The brute force method times out very quickly, but it may prove very useful as once you have a few more results, you can easily look for a pattern and the problem can be reduced to something like this:

    long nr=0; 

    digits = n / 7 + 1; 
    prefix = n % 7; 
    if (prefix == 0) nr = 10; 
    if (prefix == 1) nr = 1; 
    if (prefix == 2) nr = 200; 
    if (prefix == 3) nr = 20; 
    if (prefix == 4) nr = 2; 
    if (prefix == 5) nr = 6; 
    if (prefix == 6) nr = 8; 
    while(nr < 1000000000000000000L) nr = nr * 10 + 8; 
    size = 19; 
    while (size > digits) { nr /= 10; size--; } 
    return nr; 
Don't forget that intuition is a powerful weapon... There is no guarantee that a very thoughtful dynamic programming approach is less error prone than a good guess!

HiddenTriangles discuss it
Used as: Division One - Level Three:
Value 1000
Submission Rate 12 / 210 (5.71%)
Success Rate 4 / 12 (33.33%)
High Score tomek for 706.19 points (20 mins 10 secs)
Average Score 548.50 (for 4 correct submissions)

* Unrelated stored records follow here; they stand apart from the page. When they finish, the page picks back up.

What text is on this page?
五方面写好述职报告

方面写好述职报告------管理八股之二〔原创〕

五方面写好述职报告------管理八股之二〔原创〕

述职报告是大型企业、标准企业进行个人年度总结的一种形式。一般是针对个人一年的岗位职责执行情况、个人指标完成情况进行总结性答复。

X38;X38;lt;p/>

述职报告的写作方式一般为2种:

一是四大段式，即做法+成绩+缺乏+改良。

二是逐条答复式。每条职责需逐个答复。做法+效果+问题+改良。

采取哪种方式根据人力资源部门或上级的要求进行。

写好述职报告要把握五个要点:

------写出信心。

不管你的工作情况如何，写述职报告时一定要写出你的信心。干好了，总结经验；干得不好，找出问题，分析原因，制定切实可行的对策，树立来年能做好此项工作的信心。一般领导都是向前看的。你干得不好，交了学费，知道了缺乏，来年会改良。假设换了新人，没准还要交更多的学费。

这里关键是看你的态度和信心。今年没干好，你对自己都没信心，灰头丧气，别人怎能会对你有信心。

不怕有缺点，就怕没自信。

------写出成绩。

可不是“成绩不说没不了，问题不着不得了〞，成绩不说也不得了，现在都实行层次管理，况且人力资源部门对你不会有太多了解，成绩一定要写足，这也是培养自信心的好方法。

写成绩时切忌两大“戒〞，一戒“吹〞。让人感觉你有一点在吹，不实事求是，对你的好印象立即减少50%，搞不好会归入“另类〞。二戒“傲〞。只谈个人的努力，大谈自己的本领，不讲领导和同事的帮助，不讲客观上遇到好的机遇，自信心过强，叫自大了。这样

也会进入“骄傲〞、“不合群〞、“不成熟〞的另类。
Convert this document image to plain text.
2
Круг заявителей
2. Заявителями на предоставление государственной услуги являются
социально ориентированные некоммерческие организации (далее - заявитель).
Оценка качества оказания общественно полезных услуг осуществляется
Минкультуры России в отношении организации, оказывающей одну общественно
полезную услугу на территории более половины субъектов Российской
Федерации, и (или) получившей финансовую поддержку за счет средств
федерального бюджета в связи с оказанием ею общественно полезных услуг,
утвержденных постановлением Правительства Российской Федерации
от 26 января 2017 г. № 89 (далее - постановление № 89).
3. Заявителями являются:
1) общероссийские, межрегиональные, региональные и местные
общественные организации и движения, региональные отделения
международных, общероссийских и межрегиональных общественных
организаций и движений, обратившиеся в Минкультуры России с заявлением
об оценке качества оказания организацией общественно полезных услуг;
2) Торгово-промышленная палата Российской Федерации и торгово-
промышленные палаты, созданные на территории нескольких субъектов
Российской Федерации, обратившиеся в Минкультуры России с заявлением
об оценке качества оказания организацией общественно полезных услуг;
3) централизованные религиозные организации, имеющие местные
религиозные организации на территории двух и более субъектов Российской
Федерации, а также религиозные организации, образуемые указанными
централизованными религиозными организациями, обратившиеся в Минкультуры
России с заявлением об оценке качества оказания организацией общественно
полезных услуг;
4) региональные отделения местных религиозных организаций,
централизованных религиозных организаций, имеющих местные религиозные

A good observation to make is that with any three given segments, you can form at most one triangle. From this, the first idea that comes to mind is to iterate through all the possible sets of three segments and count whether or not it is possible to make a triangle. To do this, you take all the three combinations of two out of three segments and check their point of intersection. If you get an intersection in all the cases and the intersection points do not coincide, a triangle has been found!
But ... it may happen that you need more than three segments to find a certain triangle. This is the trickiest part of the problem and one way to solve this is to 'extend' each segment to its maximum possible length. This means to merge the segments that have the same orientation and share at least one point (two segments may have one segment in common or one may even be contained in the other). This merging process has to be applied until no more merges can be made, otherwise you may miss the cases when there are a lot of segments lying on the same 'line'. Also, make sure to delete the segments that have been used for merging, or you may risk counting the same triangle more than once.

Because of the relatively small constraints, it is also possible to consider a 400*400 grid and take every possible segment of length 1 to check whether it can be drawn or not from the initial given segments. This approach is feasible as you know from the problem statement that a segment can either be parallel or form a 45 degree angle with one of the axes. There are a lot of ways to go from here, see tomek's implementation for a clean solution.